In mid-December 1941 Plunger began her first war patrol, operating off the Japanese home islands. She sank one cargo ship there and another two during her second combat cruise, which started with supporting participation in the Battle of Midway in early June 1942 and then took her to the waters off China. The submarine's next two patrols, in October-December, were made in the Solomon Islands, where she helped interdict Japanese forces during the ongoing fight for Guadalanal. Patrol numbers five and six, into the central Pacific, cost the enemy three more ships, one in March and two in May 1943. During June-September Plunger made two penetrations of the Sea of Japan, sinking four merchantmen in an area that offered both good hunting and great risks for U.S. submarines.
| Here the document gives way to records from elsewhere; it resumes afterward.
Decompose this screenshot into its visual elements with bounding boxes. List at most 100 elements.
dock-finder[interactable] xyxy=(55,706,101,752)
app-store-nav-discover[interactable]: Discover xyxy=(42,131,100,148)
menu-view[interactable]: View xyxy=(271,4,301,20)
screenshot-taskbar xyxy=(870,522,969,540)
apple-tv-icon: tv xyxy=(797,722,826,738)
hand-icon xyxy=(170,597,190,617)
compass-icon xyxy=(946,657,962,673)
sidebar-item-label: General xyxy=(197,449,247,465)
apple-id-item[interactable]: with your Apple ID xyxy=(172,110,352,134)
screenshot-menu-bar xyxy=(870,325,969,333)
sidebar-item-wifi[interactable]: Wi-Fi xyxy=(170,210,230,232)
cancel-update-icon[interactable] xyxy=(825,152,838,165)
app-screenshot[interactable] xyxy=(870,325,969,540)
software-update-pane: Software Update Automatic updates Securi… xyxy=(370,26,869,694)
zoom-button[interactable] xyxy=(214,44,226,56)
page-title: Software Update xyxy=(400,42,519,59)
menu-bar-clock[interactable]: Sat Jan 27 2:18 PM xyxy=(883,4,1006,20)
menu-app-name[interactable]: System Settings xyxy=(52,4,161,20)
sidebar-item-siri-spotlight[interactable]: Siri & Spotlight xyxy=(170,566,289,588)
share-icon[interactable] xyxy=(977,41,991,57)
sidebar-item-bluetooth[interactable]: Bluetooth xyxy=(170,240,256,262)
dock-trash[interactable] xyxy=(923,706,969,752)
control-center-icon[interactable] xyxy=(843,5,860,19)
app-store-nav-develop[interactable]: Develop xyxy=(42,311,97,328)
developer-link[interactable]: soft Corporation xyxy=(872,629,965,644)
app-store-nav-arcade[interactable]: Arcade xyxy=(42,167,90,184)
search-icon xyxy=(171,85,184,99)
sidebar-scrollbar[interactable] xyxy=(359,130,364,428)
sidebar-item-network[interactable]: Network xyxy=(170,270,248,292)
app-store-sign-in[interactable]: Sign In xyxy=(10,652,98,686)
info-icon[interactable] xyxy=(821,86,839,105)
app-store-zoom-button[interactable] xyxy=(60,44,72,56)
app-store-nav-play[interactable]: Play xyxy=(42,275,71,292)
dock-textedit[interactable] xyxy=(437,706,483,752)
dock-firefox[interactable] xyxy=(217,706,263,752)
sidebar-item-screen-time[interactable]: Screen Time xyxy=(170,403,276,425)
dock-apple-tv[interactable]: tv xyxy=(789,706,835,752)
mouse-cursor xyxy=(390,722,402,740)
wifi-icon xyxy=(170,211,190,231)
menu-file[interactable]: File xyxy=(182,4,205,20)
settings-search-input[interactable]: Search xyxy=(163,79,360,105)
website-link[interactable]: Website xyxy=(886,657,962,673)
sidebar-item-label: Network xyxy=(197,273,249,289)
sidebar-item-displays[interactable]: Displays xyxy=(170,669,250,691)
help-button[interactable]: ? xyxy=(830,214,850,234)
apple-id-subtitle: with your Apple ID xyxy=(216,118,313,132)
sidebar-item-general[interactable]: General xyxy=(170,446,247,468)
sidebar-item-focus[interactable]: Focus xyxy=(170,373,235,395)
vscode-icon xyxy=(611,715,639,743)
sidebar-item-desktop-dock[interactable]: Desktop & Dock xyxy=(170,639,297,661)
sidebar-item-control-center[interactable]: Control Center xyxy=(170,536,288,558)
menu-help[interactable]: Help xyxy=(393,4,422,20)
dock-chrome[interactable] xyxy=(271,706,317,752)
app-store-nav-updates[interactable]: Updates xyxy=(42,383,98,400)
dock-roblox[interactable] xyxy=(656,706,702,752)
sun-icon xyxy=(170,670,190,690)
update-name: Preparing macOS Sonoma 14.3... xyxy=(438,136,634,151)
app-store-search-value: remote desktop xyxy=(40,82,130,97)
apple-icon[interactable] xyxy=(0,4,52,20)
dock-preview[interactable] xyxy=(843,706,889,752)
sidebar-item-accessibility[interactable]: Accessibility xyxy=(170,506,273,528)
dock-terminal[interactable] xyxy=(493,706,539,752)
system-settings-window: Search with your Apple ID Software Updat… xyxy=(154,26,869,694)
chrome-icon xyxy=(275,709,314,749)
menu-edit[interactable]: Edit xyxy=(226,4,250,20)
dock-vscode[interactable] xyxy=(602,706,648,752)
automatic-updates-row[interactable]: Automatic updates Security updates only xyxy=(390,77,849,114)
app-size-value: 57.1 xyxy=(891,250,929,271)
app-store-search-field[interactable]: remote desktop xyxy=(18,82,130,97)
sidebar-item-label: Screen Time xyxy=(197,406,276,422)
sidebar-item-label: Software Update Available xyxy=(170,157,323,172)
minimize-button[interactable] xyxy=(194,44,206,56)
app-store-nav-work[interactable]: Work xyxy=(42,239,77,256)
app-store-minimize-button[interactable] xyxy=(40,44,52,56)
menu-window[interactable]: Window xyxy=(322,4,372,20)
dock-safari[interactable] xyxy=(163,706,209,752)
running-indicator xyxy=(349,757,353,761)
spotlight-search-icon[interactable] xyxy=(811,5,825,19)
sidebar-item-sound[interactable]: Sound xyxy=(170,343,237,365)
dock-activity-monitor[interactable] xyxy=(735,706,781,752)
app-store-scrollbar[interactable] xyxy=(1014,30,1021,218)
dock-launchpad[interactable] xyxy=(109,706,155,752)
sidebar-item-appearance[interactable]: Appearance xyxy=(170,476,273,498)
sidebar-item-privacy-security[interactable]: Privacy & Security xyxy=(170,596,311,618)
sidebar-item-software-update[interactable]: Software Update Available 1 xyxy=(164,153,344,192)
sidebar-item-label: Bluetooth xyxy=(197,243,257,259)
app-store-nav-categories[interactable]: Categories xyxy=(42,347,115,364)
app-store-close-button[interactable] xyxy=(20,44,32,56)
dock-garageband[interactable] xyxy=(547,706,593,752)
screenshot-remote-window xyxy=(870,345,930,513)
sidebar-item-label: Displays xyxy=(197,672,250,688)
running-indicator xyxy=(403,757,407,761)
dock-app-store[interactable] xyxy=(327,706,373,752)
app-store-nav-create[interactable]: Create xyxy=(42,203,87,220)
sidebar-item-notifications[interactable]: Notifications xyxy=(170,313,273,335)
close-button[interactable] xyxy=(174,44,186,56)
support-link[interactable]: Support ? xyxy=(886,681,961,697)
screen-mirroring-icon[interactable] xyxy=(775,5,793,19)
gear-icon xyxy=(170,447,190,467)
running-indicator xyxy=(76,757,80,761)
Plunger operated in the Marshall Islands in November 1943, providing aircraft lifeguard services as Pacific Fleet carriers struck there in support of the Gilbert Islands invasion. She rescued one downed pilot, but suffered six men wounded when she was strafed by a Japanese plane. Returning to Japanese home waters for her tenth war patrol, Plunger sank two ships, then got another when she joined the much-newer submarine Snook (SS-279) in attacking a convoy bound from Japan to the Marianas. She operated in the Bonins in May and June 1944, providing cover for the invasion of the Marianas further to the south, and made a final patrol, her twelfth, into the central Pacific during the summer.

Following an overhaul, in February 1945 the now-aging Plunger was sent to New London, Connecticut, for training duty. She was decommissioned in mid-November, three months after the Japanese decided to surrender. However, she continued to provide important service for another decade as a non-operational Naval Reserve training submarine at Brooklyn, New York, and Jacksonville, Florida. USS Plunger was stricken from the Naval Vessel Register in July 1956 and sold for scrapping in April 1957.